From this they conclude that the critical threshold for a supermajority is around 54%, because this goes very rapidly towards zero. e.g. with the 54% threshold the probability of a cycle in \(7\) candidates is \(< 10^{-52}\), which we can probably treat as adequately safe.
They also say “Within our setup, this makes the Condorcet cycles a theoretical curiosity without any practical bearing for super majority rules that exceed the threshold value of 53%”.

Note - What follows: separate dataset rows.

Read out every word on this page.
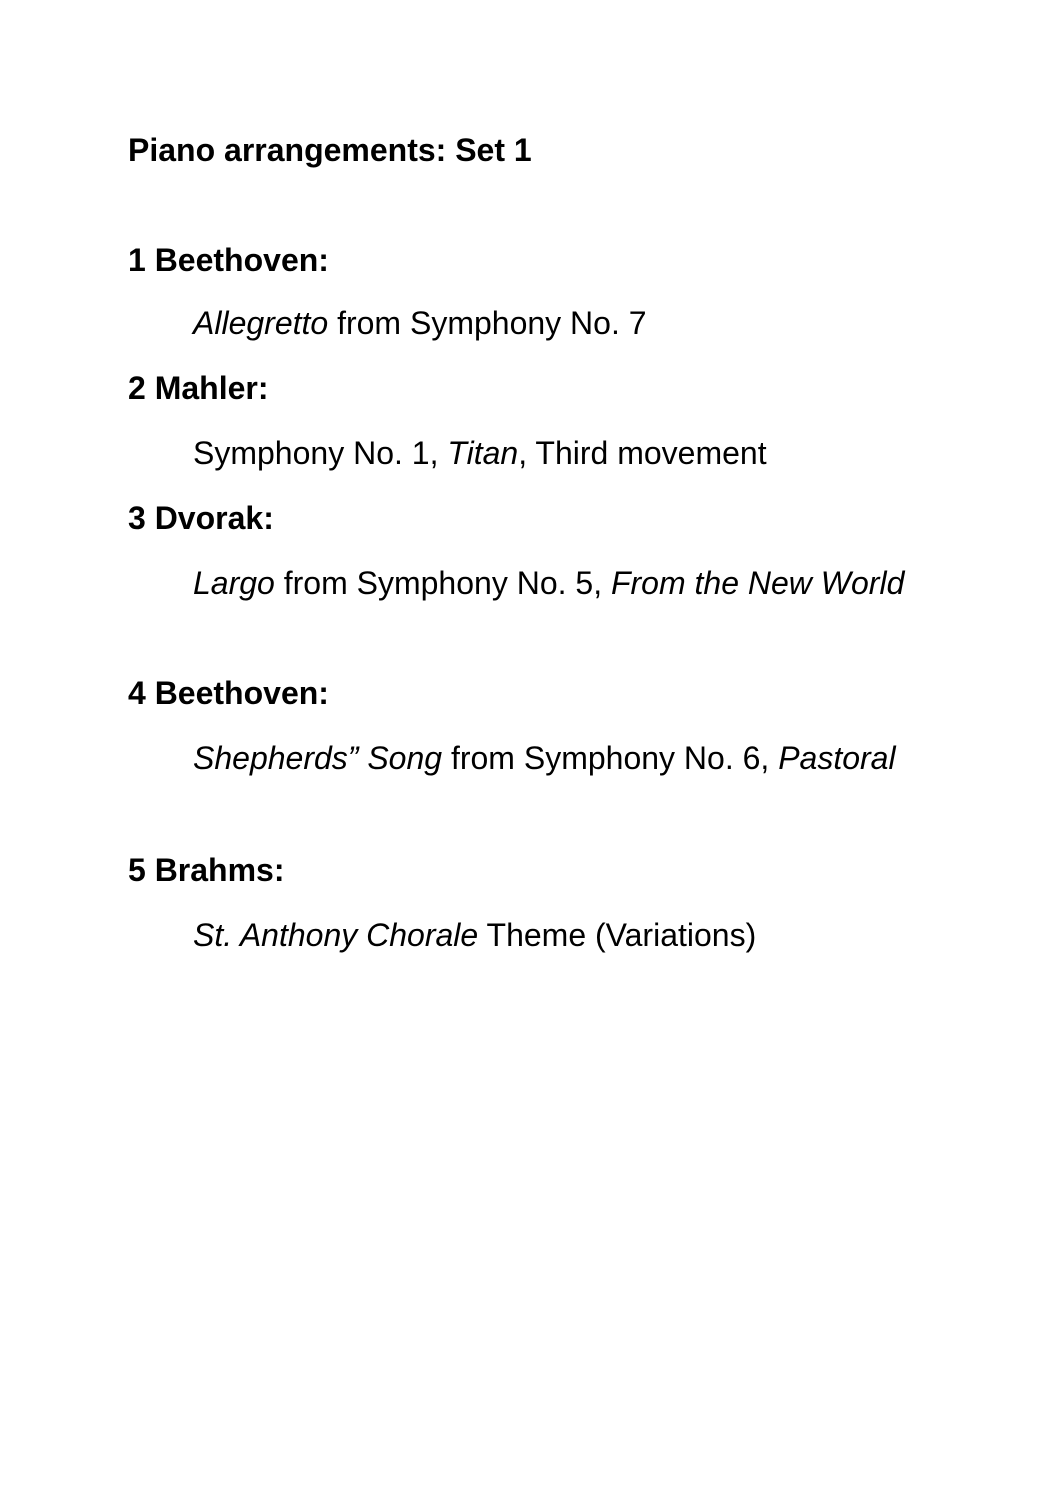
Piano arrangements: Set 1
1 Beethoven:

Allegretto from Symphony No. 7

2 Mahler:

Symphony No. 1, Titan, Third movement

3 Dvorak:

Largo from Symphony No. 5, From the New World

4 Beethoven:

Shepherds” Song from Symphony No. 6, Pastoral

5 Brahms:

St. Anthony Chorale Theme (Variations)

Unfortunately this conclusion is totally wrong (the bound is probably correct, but I’ll confess to not having fully followed the rather complicated calculations), because it neglects the fact that \(n\) can be small as well as large.
e.g. for \(n=3\), their upper bound isn’t even smaller than \(1\). It’s about 5.18. It then grows before dropping – at 4 it’s 13.34, at 5 it’s 6.36, and then finally at 6 is becomes small and is 1.6e-5.
So in order to find what the appropriate super majority threshold is for making the probability of a cycle adequately small (say under 1 in 1000) we need to manually check the cases of 3, 4 and 5.
Fortunately it’s easy to do that by direct simulation, so I wrote some code, and the 54% threshold is indeed the wrong one and fails to handle the three candidate case well.
About 6% of elections on three candidates have majority cycles, and of those about a quarter would still have a cycle with a 54% supermajority. The 99.9% mark is a 59% supermajority: Above that, fewer than one in a thousand profiles have a cycle. For four candidates, the 99.9% mark is 57%.
If we take the higher requirement of one in a million (which is well into the region where my simulation does not have sufficient fidelity to actually give a good answer) the thresholds become 64% and 61%.
That leaves the n=5 case. My simulation is a bit too inefficient (it has an O(n!) componetn in it) to run in reasonable time for n=5, but fortunately it doesn’t have to. The upper bound for the supermajorities the lower n required is now adequately low: For a 59% supermajority it’s 6e-6, for a 60% supermajority it’s 3e-7, so goes below the one in a million mark too.
So, in conclusion, if you require a 60% supermajority, and not just a 54% one, you are probably free of Condorcet cycles. If you go for the full 2/3 supermajority (which probably makes a lot of sense for serious cases) you’re almost certainly safe – you’re provably safe at n=3 and, provably have vanishingly low probability for n >= 5, and for n=4 a simulation says there’s well under a one in a million chance of getting a cycle.
Unless of course your population is drawn from a model that isn’t well represented by a uniform distribution (i.e. all populations ever) or the candidates are adversarially chosen to manipulate the electorate (i.e. all candidates ever). In those edge cases you might still have some problems.